Nemade explicou que algumas das consequências de não reconhecer sinais ou sintomas sutis ou menos perceptíveis de convulsões incluem um risco aumentado de lesões quando a perda de consciência acompanha as convulsões.

Por exemplo, “graves acidentes de carro podem ocorrer se alguém olhar para o nada ou perder a consciência por alguns segundos enquanto dirige”, explicou.

Da mesma forma, pode ocorrer afogamento se a pessoa nadar. Podem ocorrer queimaduras, etc. ao trabalhar com fogo e cozinhar.

“Uma convulsão atônica (perda do tônus ​​​​corporal) pode resultar em quedas, o que pode ser perigoso”, disse ele.

Além disso, esses sinais sutis de convulsão podem levar a problemas cognitivos difíceis de detectar e tratar rapidamente.

“Uma convulsão sutil pode causar confusão temporária”, disse Nemade. “Portanto, pode afetar as atividades diárias e a qualidade de vida, pois os pacientes sabem que algo está errado, mas não sabem como explicar”.

Além disso, a imprevisibilidade destes ataques também pode levar à ansiedade e à depressão, afetando o bem-estar psicológico de uma pessoa.

“Às vezes, as pessoas com epilepsia experimentam mudanças comportamentais”, disse Nemade. “Eles também podem apresentar sintomas de psicose.”

Embora não notar sintomas sutis de uma convulsão possa ter um impacto negativo na qualidade de vida de uma pessoa, reconhecer esses sintomas precocemente pode ter o efeito oposto.

“O diagnóstico precoce pode levar a um tratamento mais precoce”, enfatizou Nemade. “Isto ajudará os pacientes a melhorar a sua qualidade de vida pessoal e permitir-lhes-á funcionar como membros produtivos da sociedade.”

Evite o manejo inadequado das convulsões

Segil explicou que não saber se alguém está tendo uma convulsão leva a um tratamento inadequado das convulsões.

“Os adultos mais jovens podem estar mais inclinados a ignorar esses episódios”, disse Pooja S. Patel, MD, diretor da unidade de monitoramento de epilepsia do Marcus Neuroscience Institute, parte da Baptist Health South Florida no Hospital Regional de Boca Raton.Saúde.

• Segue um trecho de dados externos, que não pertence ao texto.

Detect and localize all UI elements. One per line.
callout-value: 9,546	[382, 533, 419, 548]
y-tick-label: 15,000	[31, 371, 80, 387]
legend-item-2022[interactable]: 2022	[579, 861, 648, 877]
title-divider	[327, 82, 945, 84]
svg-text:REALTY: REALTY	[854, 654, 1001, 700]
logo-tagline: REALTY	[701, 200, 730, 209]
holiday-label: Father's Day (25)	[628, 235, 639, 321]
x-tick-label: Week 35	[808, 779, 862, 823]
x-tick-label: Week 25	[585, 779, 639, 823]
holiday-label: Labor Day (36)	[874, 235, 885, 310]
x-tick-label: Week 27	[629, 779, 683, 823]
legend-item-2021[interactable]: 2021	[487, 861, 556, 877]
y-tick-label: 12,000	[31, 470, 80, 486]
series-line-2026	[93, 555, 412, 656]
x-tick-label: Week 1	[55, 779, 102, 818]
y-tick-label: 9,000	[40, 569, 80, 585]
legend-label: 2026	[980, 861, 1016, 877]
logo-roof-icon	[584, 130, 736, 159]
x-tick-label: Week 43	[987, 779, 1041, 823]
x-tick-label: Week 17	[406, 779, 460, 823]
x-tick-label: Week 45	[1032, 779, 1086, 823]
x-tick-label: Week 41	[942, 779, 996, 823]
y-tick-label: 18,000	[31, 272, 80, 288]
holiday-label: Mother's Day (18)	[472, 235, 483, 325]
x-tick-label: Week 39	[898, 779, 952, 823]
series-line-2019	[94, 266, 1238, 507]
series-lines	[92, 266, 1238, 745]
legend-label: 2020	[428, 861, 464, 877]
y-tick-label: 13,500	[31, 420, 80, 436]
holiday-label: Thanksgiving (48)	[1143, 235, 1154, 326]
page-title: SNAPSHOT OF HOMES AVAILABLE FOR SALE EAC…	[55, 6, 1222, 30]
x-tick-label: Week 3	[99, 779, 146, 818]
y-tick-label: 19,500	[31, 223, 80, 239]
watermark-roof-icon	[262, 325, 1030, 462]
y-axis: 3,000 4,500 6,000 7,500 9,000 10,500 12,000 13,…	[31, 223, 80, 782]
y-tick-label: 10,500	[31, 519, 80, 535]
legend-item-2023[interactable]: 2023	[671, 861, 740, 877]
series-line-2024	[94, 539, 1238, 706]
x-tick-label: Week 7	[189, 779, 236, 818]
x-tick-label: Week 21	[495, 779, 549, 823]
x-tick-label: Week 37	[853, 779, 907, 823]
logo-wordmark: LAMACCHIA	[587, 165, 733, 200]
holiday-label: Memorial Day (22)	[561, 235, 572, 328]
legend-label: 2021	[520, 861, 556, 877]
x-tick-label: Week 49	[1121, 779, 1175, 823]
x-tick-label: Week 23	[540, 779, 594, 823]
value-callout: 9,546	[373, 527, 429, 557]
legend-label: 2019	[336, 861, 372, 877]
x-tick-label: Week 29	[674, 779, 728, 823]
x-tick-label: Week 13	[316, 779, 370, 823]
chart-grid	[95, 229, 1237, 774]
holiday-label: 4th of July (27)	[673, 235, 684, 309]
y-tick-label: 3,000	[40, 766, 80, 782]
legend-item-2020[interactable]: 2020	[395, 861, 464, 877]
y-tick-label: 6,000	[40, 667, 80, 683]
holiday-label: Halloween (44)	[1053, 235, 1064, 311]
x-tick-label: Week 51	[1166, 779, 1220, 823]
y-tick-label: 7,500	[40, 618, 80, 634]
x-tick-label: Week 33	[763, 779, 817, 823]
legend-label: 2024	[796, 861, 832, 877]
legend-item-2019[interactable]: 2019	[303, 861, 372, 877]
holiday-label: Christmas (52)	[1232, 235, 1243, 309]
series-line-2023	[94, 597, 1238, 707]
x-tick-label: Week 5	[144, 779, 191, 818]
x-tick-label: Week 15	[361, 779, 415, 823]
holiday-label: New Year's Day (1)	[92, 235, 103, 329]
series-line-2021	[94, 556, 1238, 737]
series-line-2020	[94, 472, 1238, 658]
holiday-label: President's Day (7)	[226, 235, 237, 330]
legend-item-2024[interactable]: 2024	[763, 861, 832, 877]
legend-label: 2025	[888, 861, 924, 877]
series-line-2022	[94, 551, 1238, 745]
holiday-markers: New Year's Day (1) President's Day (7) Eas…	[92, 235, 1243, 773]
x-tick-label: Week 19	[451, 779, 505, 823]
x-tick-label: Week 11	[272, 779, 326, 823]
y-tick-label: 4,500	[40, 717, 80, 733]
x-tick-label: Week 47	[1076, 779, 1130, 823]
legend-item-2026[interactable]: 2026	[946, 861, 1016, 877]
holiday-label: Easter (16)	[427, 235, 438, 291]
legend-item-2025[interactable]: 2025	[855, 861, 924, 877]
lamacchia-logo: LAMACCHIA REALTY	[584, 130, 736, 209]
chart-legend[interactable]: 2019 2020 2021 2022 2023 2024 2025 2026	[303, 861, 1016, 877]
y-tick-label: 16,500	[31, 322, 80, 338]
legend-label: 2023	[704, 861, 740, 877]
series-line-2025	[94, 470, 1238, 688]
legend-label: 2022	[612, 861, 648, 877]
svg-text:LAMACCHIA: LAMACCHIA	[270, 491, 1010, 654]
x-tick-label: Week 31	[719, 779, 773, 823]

“Você pode descartar esses episódios como adormecer, sonhar acordado ou apenas alguns segundos de desatenção, atrasando a procura de atendimento médico”, disse ela.

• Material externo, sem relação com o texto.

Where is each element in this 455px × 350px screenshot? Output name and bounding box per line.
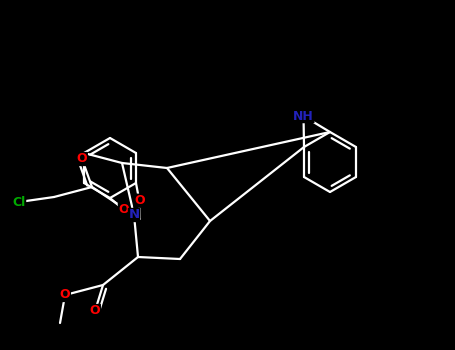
Text: O: O [118,203,129,216]
Text: O: O [77,153,87,166]
Text: NH: NH [293,110,314,122]
Text: N: N [128,209,140,222]
Text: O: O [90,304,101,317]
Text: O: O [134,194,145,207]
Text: Cl: Cl [12,196,25,209]
Text: O: O [60,288,71,301]
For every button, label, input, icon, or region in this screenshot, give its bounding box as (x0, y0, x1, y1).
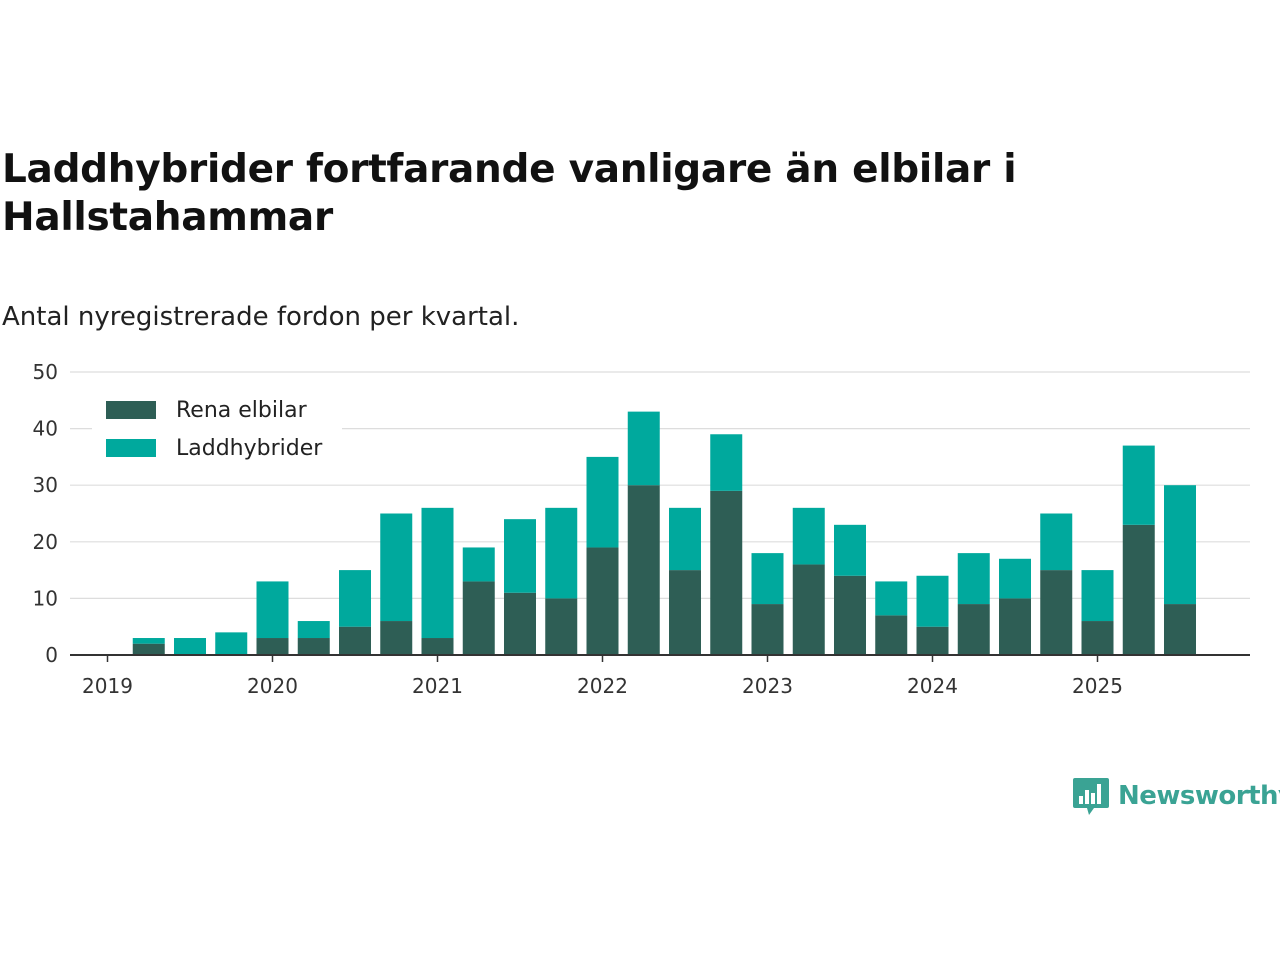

Segil explicou que a capacidade de relatar com precisão uma convulsão a um profissional de saúde ajuda os profissionais a tratar melhor as convulsões e a reduzir a frequência das convulsões. Isto é tão importante para pequenas convulsões quanto para episódios maiores e mais óbvios.

“Muitas vezes é necessário um grande evento convulsivo que choca os pacientes ou familiares”, disse Patel.

Se um paciente ou familiar conseguir identificar corretamente uma convulsão, eles poderão usar os recursos disponíveis para ajudar os pacientes com convulsões, independentemente do tamanho.

Segundo Segil, tomar os anticonvulsivantes na hora certa é muito importante para evitar convulsões prolongadas, que podem ser fatais.

Patel acrescentou: “Se os medicamentos não ajudarem nos sintomas, podemos recomendar neurocirurgia ou tratamento de neuroestimulação usando técnicas cirúrgicas minimamente invasivas”.

Como a epilepsia é tratada?

Dicas para reconhecer e responder a uma convulsão

Em uma pesquisa de 2017, poucos adultos norte-americanos disseram ter conhecimento sobre epilepsia. 20% disseram ter confiança para ajudar alguém que está tendo uma convulsão com os primeiros socorros adequados.

De acordo com os Centros de Controle e Prevenção de Doenças, nem todas as convulsões são emergências, mas as pessoas devem ligar para o 911 se a convulsão durar mais de 5 minutos ou se a pessoa for ferida durante a convulsão.

“No caso de um aviso de convulsão, vá para um local seguro próximo ao solo para evitar ferimentos”, disse Patel.

Segil aconselha seus pacientes a gravar em vídeo qualquer evento relacionado a uma possível convulsão, para que um neurologista treinado possa observar o incidente e fazer engenharia reversa de qual parte do cérebro de uma pessoa que não está funcionando causaria esse tipo de convulsão.

“Se alguém teme ter tido uma convulsão, eu também aconselho que se filme no espelho ou no celular para mostrar ao médico o que aconteceu durante a convulsão”, disse ele.

Se você acha que você ou um ente querido está tendo uma convulsão, procure atendimento médico imediatamente.